Ai Supremacy

Anthropic, OpenAI y el gobierno: cuando la IA se vuelve política

La carrera por dominar la inteligencia artificial suele presentarse como una competencia tecnológica entre empresas: modelos más potentes, más rápidos, más capaces. Sin embargo, cada cierto tiempo ocurre algo que nos recuerda que el verdadero tablero donde se juega esta partida es mucho más complejo: incluye reguladores, agencias de seguridad, contratos gubernamentales y, por supuesto, intereses geopolíticos.

Eso es precisamente lo que está ocurriendo ahora con el caso de Anthropic y el gobierno de Estados Unidos.

Todo comenzó cuando la compañía detrás del modelo Claude terminó en una especie de lista negra que le impidió participar en ciertos contratos gubernamentales. La respuesta de Anthropic no se hizo esperar: la empresa decidió llevar el caso a los tribunales, argumentando que la decisión es injustificada y que limita su capacidad de competir en un mercado donde el gobierno estadounidense se ha convertido en uno de los principales clientes de tecnologías de inteligencia artificial.

El detalle interesante es lo que ocurrió después. El contrato que originalmente estaba en disputa terminó en manos de OpenAI. En principio, esto debería haber sido una victoria clara para la empresa creadora de ChatGPT, pero el efecto colateral ha sido, cuando menos, curioso.

Parte de la comunidad tecnológica comenzó a reaccionar negativamente al percibir un alineamiento demasiado estrecho entre OpenAI y el aparato gubernamental. El resultado: algunos usuarios han empezado a desinstalar ChatGPT como gesto de protesta, algo que refleja una tensión cada vez más visible dentro del ecosistema de la inteligencia artificial. En efecto, a principios de marzo las desinstalaciones de ChatGPT aumentaron 295 por ciento a causa de este evento. Para muchos usuarios, estas herramientas representan innovación; para otros, el riesgo de convertirse en infraestructura tecnológica demasiado cercana al poder político.

Como si el panorama no fuera ya lo suficientemente complicado, OpenAI ha tenido además que lidiar con movimientos internos importantes. Uno de los más llamativos fue la salida de Caitlin Kalinowski, ex responsable del área de hardware de la compañía y una figura clave en el desarrollo de infraestructura tecnológica vinculada a inteligencia artificial.

Las renuncias de alto perfil nunca son triviales en empresas que están en plena carrera tecnológica, y menos aún cuando ocurren en medio de disputas regulatorias y contratos sensibles con el gobierno.

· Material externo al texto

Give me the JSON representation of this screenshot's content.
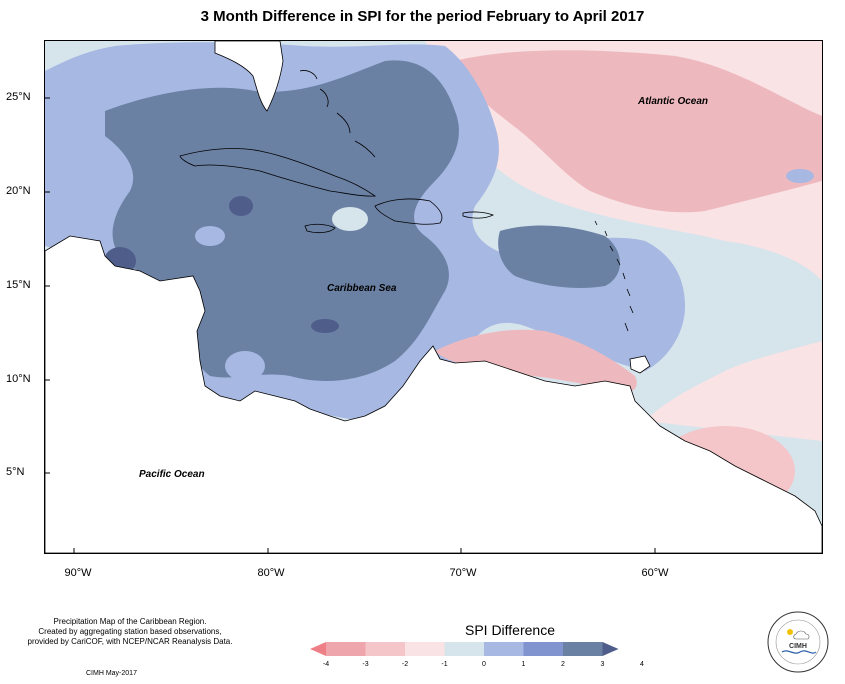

Mientras tanto, el Pentágono ha añadido otro elemento al conflicto. Funcionarios del Departamento de Defensa han señalado que el modelo Claude podría representar un riesgo potencial para la cadena de suministro tecnológica debido a la manera en que integra diferentes políticas de seguridad dentro de su arquitectura. En otras palabras, el argumento es que la forma en que el sistema gestiona sus mecanismos internos de seguridad podría generar inconsistencias cuando se integra dentro de entornos tecnológicos más amplios.

Traducido al lenguaje de la burocracia de defensa, hay preocupación sobre cómo se comportaría el modelo dentro de sistemas críticos. Ese tipo de argumento no solo tiene implicaciones técnicas; también tiene consecuencias comerciales enormes. Cuando el Departamento de Defensa levanta dudas sobre una tecnología, el impacto puede extenderse rápidamente a otros organismos gubernamentales y a contratistas del sector privado que dependen de esos ecosistemas.

Todo esto revela algo que cada vez resulta más evidente: la industria de la inteligencia artificial ya no es solo un campo de innovación tecnológica. También es un espacio profundamente político.

Las empresas compiten por talento, por inversión y por usuarios, pero también por algo que empieza a ser igual de importante: acceso a contratos gubernamentales y la confianza de instituciones que manejan infraestructuras críticas. En ese contexto, disputas como la de Anthropic contra el gobierno estadounidense no son simples litigios corporativos, más bien son una señal de que la batalla por la inteligencia artificial también se está librando en tribunales, oficinas regulatorias y despachos del Pentágono.

Si alguien pensaba que esta carrera iba a definirse únicamente por quién construye el mejor modelo, probablemente está empezando a darse cuenta de que la historia es bastante más complicada.